Quando e come hai conosciuto Incalmi?
Stavamo lavorando per dei ristoranti di fascia alta e volevamo progettare l'illuminazione su misura. In quel periodo mia madre andava a Venezia ogni anno, e l’ho accompagnata. Ho visitato Murano e visto tutti quei bei lampadari, e quando sono tornato ho fissato alcuni incontri con diverse aziende, diverse fornaci, per vedere se potevo realizzare alcuni design personalizzati. Devo aver parlato con forse dieci o quindici produttori, ma la loro idea di custom era ”si può fare questo colore o quello. Si può fare argento o oro”. L'ultima persona che ho incontrato è stata Patrizia, non c'era ancora Incalmi. Ha detto "faremo quello che vuoi". Fine. Avevamo un progetto in corso, con dei tempi di consegna molto stretti, ma loro hanno rispettato la scadenza e i lampadari erano perfetti. Sono ancora nel bar della casa d’aste Sotheby a New York. Col passare del tempo, abbiamo iniziato a lavorare con Incalmi sempre di più.

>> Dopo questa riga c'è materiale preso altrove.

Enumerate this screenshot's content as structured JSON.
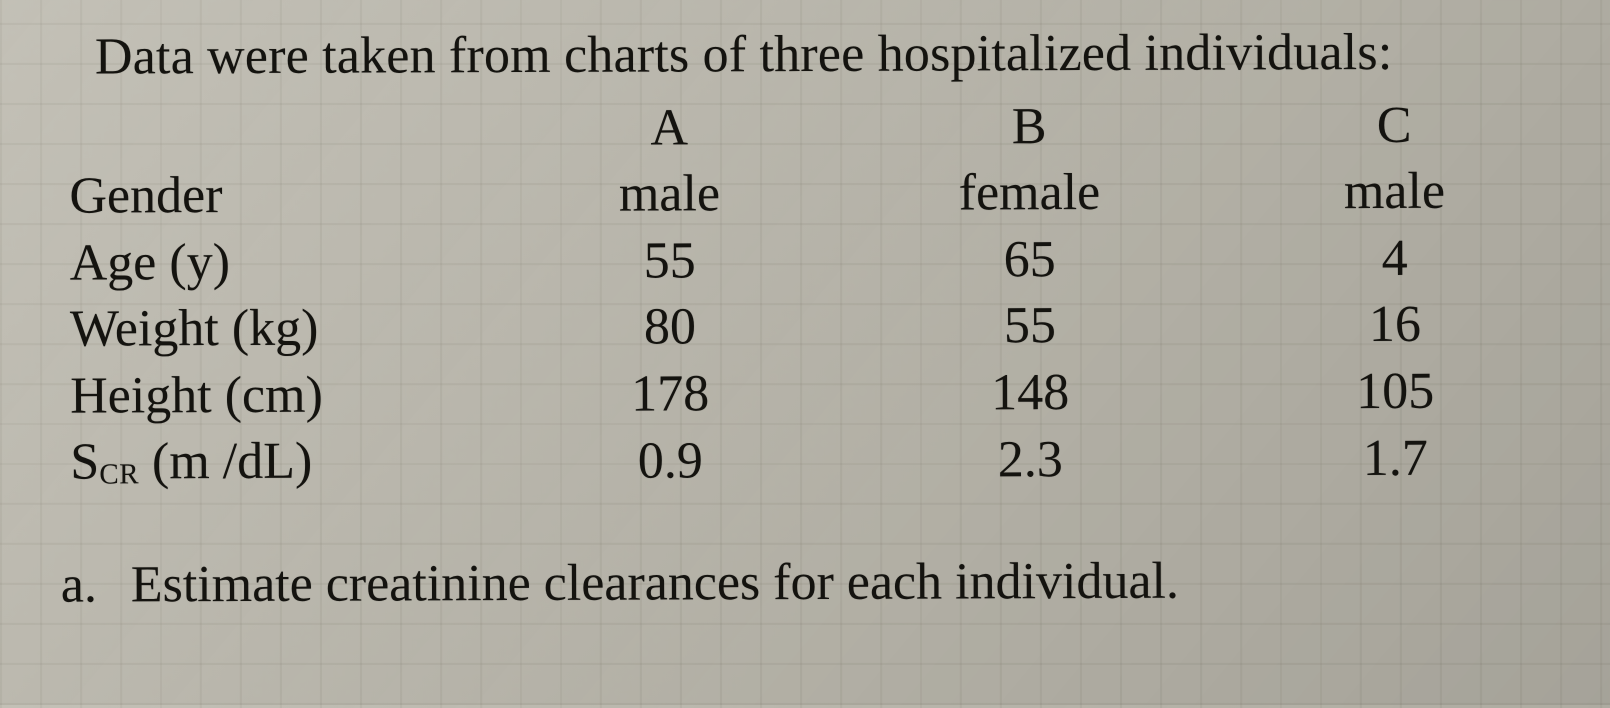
{
  "intro": "Data were taken from charts of three hospitalized individuals:",
  "table": {
    "type": "table",
    "columns": [
      "A",
      "B",
      "C"
    ],
    "rows": [
      {
        "label": "Gender",
        "A": "male",
        "B": "female",
        "C": "male"
      },
      {
        "label": "Age (y)",
        "A": "55",
        "B": "65",
        "C": "4"
      },
      {
        "label": "Weight (kg)",
        "A": "80",
        "B": "55",
        "C": "16"
      },
      {
        "label": "Height (cm)",
        "A": "178",
        "B": "148",
        "C": "105"
      },
      {
        "label_html": "S<span class=\"sub\">CR</span> (m /dL)",
        "label": "S_CR (m /dL)",
        "A": "0.9",
        "B": "2.3",
        "C": "1.7"
      }
    ],
    "font_family": "Times New Roman",
    "font_size_pt": 39,
    "text_color": "#14130f",
    "background_color": "#bcb9ae",
    "grid_color": "#8d8878",
    "column_alignment": [
      "left",
      "center",
      "center",
      "center"
    ]
  },
  "question": {
    "marker": "a.",
    "text": "Estimate creatinine clearances for each individual."
  },
  "styling": {
    "page_background_color": "#bcb9ae",
    "text_color": "#14130f",
    "intro_font_size_pt": 39,
    "table_font_size_pt": 39,
    "question_font_size_pt": 39
  }
}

Qual è il contributo di Incalmi ai vostri progetti?
Incalmi sperimenta e questo è fantastico per un designer, perché una delle cose più difficili è sentire ”no” tutto il tempo, ”no, non puoi farlo”. Incalmi invece dice sempre: ”Non lo so, proviamo”. E questa è musica per le mie orecchie. Finora abbiamo lavorato con legno, rattan, vetro, metallo, pietra, smalto, tessuto. Devo dire che è un grande contributo perché noi non produciamo nulla, noi progettiamo, e quindi quando progettiamo qualcosa abbiamo poi bisogno di qualcuno che poi lo fa. E avere un'azienda con cui collaborare che dice sempre "proviamo" è molto importante.